Microsoft Azure
Sourcegraph
| Feature | Sourcegraph | |
|---|---|---|
| Pricing | Free / from $0/mo | Free / from $9/mo |
| Free Plan | ✓ Yes | ✓ Yes |
| Rating | 4.4 / 5 | 4.4 / 5 |
| Best For | enterprises, microsoft-shops, hybrid-cloud, ai-ml-teams | engineering-teams, enterprises, open-source-maintainers, platform-engineers |
| Founded | 2010 | 2013 |
| Virtual Machines | ✓ | ✗ |
| Azure Functions | ✓ | ✗ |
| Cosmos Db | ✓ | ✗ |
| Azure Devops | ✓ | ✗ |
| Active Directory | ✓ | ✗ |
| Openai Service | ✓ | ✗ |
| Kubernetes Aks | ✓ | ✗ |
| Code Search | ✗ | ✓ |
| Code Navigation | ✗ | ✓ |
| Batch Changes | ✗ | ✓ |
| Ai Assistant | ✗ | ✓ |
| Code Insights | ✗ | ✓ |
| Notebooks | ✗ | ✓ |
✓ Microsoft Azure Pros
- Best integration with Microsoft ecosystem (365, AD, Teams)
- Strong hybrid cloud support with Azure Arc
- Enterprise-grade compliance and security
- Excellent AI/ML services including OpenAI partnership
✗ Microsoft Azure Cons
- Portal can be confusing with inconsistent UX
- Documentation quality varies across services
- Pricing complexity rivals AWS
✓ Sourcegraph Pros
- Search across all repositories
- Excellent code navigation
- Batch Changes for mass refactoring
- Cody AI assistant
✗ Sourcegraph Cons
- Complex self-hosted setup
- Expensive for enterprise
- Learning curve for advanced features
The Verdict
Microsoft Azure is built for enterprises and microsoft shops, with a focus on virtual-machines and azure-functions. Sourcegraph targets engineering teams and enterprises and leads with code-search and code-navigation.

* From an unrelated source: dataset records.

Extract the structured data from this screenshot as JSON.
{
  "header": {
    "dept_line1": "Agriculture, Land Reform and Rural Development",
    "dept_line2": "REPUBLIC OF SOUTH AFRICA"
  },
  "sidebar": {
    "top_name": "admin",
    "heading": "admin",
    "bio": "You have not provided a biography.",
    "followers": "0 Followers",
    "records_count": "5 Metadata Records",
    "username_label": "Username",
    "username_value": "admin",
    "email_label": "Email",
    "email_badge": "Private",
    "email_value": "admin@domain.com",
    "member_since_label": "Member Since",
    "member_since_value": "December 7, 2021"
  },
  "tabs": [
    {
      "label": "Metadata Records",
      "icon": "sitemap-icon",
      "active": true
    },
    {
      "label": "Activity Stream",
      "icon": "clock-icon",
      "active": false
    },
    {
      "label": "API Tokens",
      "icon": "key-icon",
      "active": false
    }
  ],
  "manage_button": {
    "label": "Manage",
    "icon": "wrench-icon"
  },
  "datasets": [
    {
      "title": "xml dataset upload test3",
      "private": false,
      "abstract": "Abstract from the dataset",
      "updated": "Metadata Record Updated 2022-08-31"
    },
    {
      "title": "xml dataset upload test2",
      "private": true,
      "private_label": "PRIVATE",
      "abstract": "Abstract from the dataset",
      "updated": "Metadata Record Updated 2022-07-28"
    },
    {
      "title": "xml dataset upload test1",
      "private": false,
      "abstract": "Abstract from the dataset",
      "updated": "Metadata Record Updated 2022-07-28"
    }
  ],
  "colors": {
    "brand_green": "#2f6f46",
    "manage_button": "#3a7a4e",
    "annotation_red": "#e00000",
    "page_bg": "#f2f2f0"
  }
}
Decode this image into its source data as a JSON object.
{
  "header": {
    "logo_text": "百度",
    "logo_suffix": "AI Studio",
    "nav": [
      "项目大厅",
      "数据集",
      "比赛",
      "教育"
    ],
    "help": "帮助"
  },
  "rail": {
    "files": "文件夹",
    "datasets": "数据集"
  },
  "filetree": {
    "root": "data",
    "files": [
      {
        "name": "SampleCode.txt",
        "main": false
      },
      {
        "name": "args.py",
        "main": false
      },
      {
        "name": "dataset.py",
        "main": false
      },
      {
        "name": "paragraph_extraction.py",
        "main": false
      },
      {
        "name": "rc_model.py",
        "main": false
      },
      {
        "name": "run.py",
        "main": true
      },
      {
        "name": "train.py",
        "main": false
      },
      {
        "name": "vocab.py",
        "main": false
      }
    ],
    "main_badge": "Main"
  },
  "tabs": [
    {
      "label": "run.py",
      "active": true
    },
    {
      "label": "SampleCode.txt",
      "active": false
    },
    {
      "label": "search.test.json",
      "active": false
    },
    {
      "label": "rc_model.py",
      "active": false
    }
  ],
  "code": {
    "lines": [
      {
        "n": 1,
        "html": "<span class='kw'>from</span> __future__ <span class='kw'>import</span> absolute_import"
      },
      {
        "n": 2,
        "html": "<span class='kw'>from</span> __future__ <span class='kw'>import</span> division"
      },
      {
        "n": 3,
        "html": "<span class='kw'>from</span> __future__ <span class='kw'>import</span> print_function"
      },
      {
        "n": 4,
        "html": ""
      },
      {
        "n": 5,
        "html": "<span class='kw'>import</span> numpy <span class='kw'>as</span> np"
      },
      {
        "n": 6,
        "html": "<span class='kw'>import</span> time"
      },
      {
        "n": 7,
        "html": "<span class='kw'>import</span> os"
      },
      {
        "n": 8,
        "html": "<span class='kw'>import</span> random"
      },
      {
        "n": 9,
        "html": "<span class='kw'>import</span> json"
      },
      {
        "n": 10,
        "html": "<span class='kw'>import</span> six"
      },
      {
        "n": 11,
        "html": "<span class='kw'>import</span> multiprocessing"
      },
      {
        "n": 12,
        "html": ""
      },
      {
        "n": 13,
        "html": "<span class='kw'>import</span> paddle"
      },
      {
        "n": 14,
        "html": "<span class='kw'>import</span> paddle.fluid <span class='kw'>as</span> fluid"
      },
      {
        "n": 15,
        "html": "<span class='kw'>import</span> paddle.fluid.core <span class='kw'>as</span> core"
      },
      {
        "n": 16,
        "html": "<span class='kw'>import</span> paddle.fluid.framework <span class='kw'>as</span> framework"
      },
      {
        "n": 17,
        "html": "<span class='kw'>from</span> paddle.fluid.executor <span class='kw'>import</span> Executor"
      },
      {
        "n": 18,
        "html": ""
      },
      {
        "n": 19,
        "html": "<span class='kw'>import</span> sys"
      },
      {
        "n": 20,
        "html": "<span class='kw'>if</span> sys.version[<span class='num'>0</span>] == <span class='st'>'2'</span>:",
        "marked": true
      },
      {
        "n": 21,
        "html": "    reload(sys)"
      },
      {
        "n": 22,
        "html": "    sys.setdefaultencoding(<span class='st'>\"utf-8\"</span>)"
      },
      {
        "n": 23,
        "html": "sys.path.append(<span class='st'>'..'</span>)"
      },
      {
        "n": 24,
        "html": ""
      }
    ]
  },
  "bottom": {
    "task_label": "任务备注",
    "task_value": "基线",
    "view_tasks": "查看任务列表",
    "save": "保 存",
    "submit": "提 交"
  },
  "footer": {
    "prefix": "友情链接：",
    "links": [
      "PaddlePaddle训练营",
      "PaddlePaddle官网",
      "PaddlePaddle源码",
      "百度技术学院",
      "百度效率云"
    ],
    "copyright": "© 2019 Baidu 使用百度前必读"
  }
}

On pricing, Microsoft Azure is the clear winner for budget-conscious users — starting at $0/mo compared to $9/mo for Sourcegraph. That $9/mo difference adds up quickly for growing teams.
Both offer free plans, so you can test each with your real workflow before committing to a subscription.
Feature-wise, Microsoft Azure offers broader built-in capabilities (7 features vs 6), while Sourcegraph takes a more focused approach — which can mean a simpler, faster onboarding experience.
Both tools are a solid fit for enterprises — in those cases, the decision often comes down to workflow style and how your team prefers to organize work.